Kamara cerró la puerta principal, y Azoun abrió la de la derecha. Tal y como había pensado, correspondía al comedor, y al otro lado había una puerta que conducía a la cocina. El mobiliario era más bien escaso, pero de buena calidad, probablemente los restos aprovechados de lo que había decorado la casa en tiempos de los Goldfeather. Una mesa recia dominaba la estancia, y las paredes estaban cubiertas de vitrinas, todas abiertas, cuyo contenido estaba esparcido por el suelo. En mitad de la mesa había una caja con la cubertería de plata, otro legado de los Goldfeather, que alguien había zarandeado de un lado a otro hasta volcarla, de modo que los cuchillos y tenedores habían rayado la superficie de la mesa.
Los ladrones habían ido a las cocinas, pero no habían perdido el tiempo con la plata, pensó Azoun. Quizá siguieran en el edificio. Contuvo el aliento y miró a Kamara, que se había separado de él y vigilaba el pasillo, en el umbral del comedor. La vio tensa, como preparada para sufrir un ataque inminente.
Azoun pasó junto a ella y lo intentó con la puerta que había enfrente, que debía de conducir al salón o a la sala de estar. La puerta estaba atascada, y el príncipe tuvo que cargar con el hombro por delante para abrirla. Algo pesado y húmedo se deslizó por el suelo, al ser empujado por la puerta, dibujando a su paso un reguero carmesí en el suelo.
Era una cabra, una cabra muerta en la sala de estar, apoyada contra la puerta.
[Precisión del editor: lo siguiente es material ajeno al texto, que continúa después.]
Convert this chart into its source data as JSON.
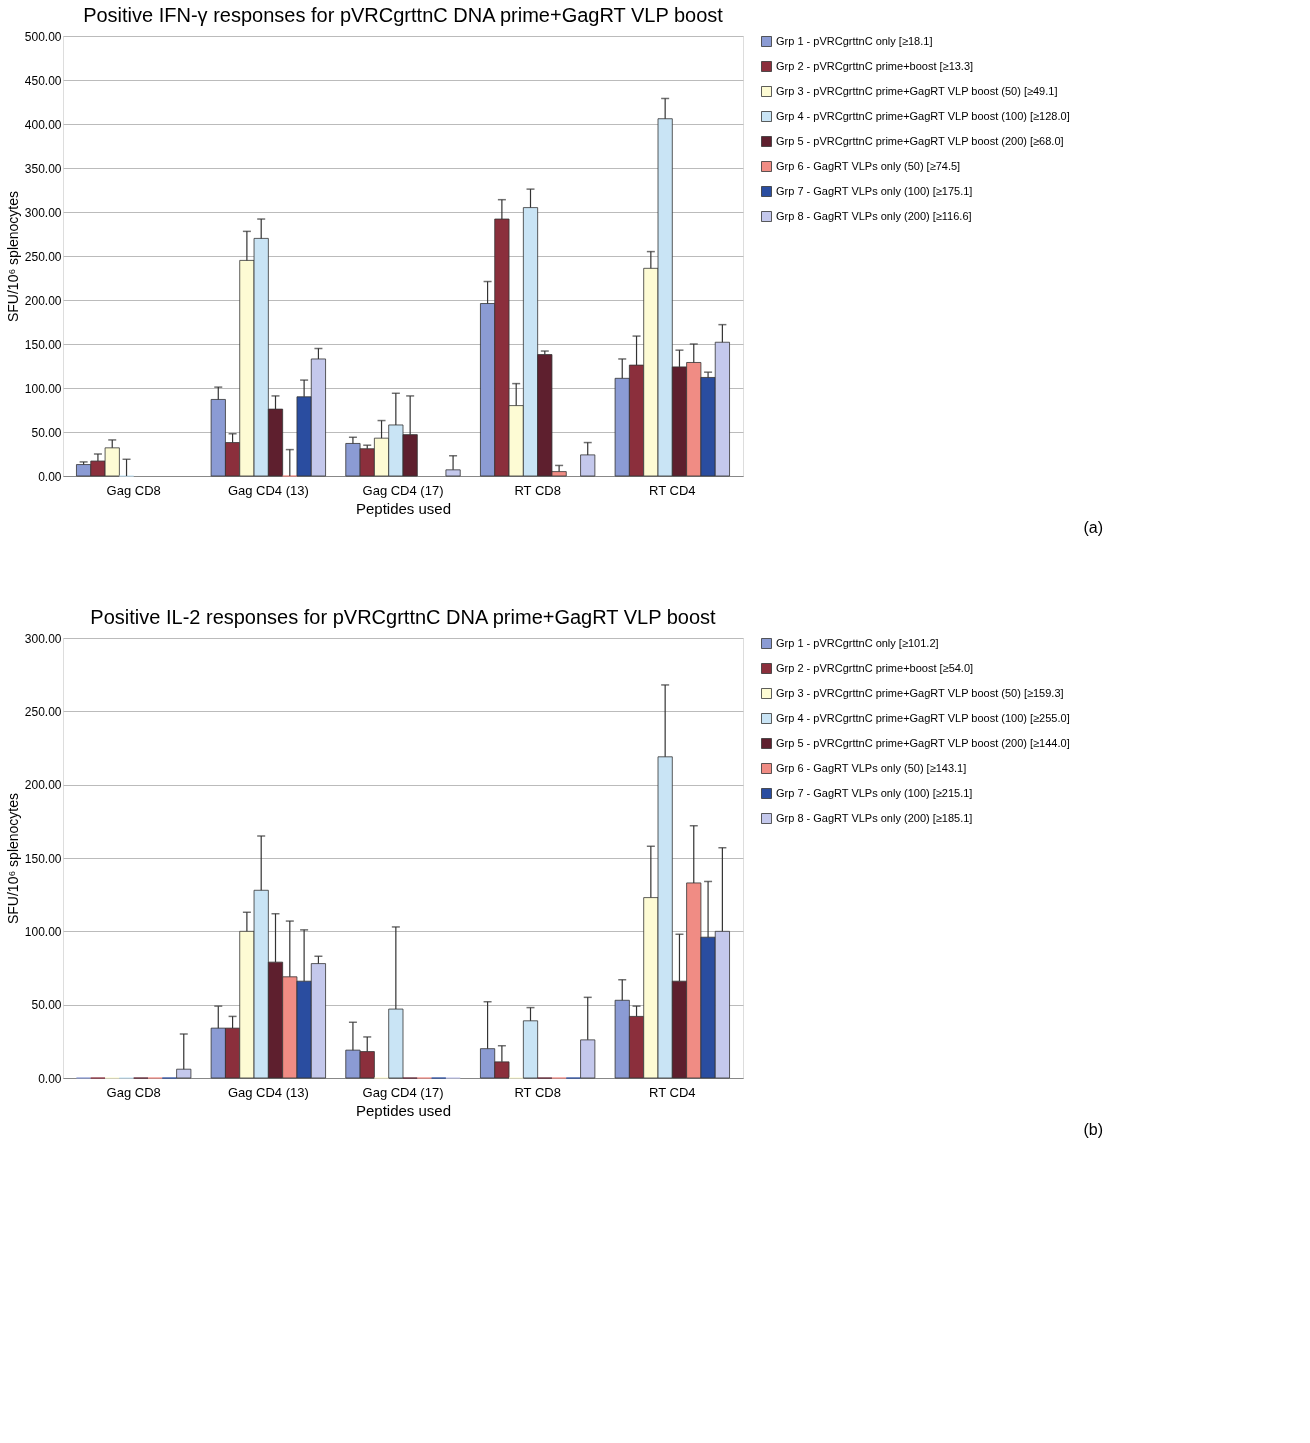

Azoun acababa de encontrar la cabra desaparecida.
Alguien o algo había convertido la sala de estar en un matadero, y los muebles viejos estaban cubiertos de sangre, pelo y plumas. Había tres cabras más, incluida la que había bloqueado la puerta, con la garganta rajada a golpe de daga o a dentellada limpia. A las gallinas, las negras y hermosas de panza roja, les habían retorcido el cuello y estaban repartidas por toda la estancia. Algunas estaban a medio devorar, pero la mayoría era, simplemente, el fruto de una orgía sangrienta.
Azoun empezó a decir algo a Kamara, algo relacionado con que esos bandidos debían de ser algo más que bandidos, incluso espectros de algún tipo, cuando oyó un gruñido a su espalda.